Светлый фон

— Да, теперь вижу. Но это я из-за вас вижу, — Рэд коротко глянул на Ита. — Слушай, вот скажи мне честно, для чего вы сейчас затеяли эту игру с ним? Для кого эти прятки?

— Про игру ты верно подметил, — кивнул Ит. — Это действительно игра, и не более того. Придуриваемся. Действуем не всерьез. Потому что всерьез… оно иначе. Совсем иначе, Рэд. Сейчас — и мы у него как на ладони, и он не собирается даже отыгрывать в полную силу. Но… играем же. Помнишь, он сказал, что дальше всё будет честно? И сейчас мы притворяемся, что всё честно. И он, и мы. Мы — потому что над нами «Альтея», способная здесь здорово напакостить, он — потому что в любой момент он может положить и «Альтею», и нас, скопом, не разбираясь.

— Ему нужно какое-то равновесие, — задумчиво сказал вдруг Рэд. — Тебе так не кажется? Я не знаю ситуации, то есть знаю, но совсем немного, но я вижу странную штуку, Ит. Я долго думал, как объяснить то, что чувствую, и вот что я понял. Он ищет равновесие, и вы в этом равновесии необходимы. Для чего-то. Ведь так?

Ит покивал.

— Верно, — ответил он. — В этом ты прав. Вот только представление о равновесии у нас с ним сильно разнится. И я, хоть убей, по сей день не знаю, кто из нас прав. Он или мы. У него сомнений в своей правоте нет. А вот у меня есть. И у Пятого есть, и у Лина, и даже у Берты оно есть. Он уверен, что непогрешим, он выстроил сложнейшую математическую конструкцию, он сам себе доказал свою правоту, причем такими способами, что даже говорить сейчас про это не хочется, и… и временами мне кажется, что в его выкладках есть нечто глубинное и рациональное. Но и в наших тоже оно есть! Однако, главная проблема, она в другом.

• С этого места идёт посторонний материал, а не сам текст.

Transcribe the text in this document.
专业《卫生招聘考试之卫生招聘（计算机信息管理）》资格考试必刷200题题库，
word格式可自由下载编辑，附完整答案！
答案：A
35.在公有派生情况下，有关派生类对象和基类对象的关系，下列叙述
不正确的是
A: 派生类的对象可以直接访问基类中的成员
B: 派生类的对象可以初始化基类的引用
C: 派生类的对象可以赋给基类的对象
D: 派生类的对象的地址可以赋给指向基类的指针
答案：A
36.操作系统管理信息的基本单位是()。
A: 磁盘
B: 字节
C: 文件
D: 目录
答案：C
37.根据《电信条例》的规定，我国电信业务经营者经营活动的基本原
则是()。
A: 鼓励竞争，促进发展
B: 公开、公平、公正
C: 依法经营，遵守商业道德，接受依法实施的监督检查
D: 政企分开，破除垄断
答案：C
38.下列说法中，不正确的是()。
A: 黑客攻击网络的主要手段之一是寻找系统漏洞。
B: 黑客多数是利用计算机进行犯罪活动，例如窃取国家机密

— И в чем же? — с интересом спросил Рэд.

— Он знает, к чему хочет прийти. А мы — нет. Если мы чего и хотели от своих изысканий, так это только то слово, которое сейчас написано у тебя на парусах, — Ит вздохнул. — Именно это мы искали. Причем, как я понимаю, всё жизнь мы это делали. Вот только… — Ит осекся.

— Что? — нахмурился Рэд.

— Только не бывает свободы от самих себя. Если ты что-то или кого-то любишь, то это уже не свобода. Я был свободен один-единственный раз в своей жизни, по-настоящему, и я бы не хотел повторения, Рэд. Абсолютная свобода ровна абсолютной боли. От потери. Потери всего и вся. Ладно, хватит об этом. В общем, примем как данность то, что сейчас мы с ним играем, а он с нами. Хорошо? — Рэд кивнул. — А теперь пойдем, погладим движок лишний раз, и ляжем спать. Берег увидим уже утром, да?

— Угу, — задумчиво кивнул Рэд. — Утром, верно. А на счет свободы… знаешь, что самое скверное, Ит?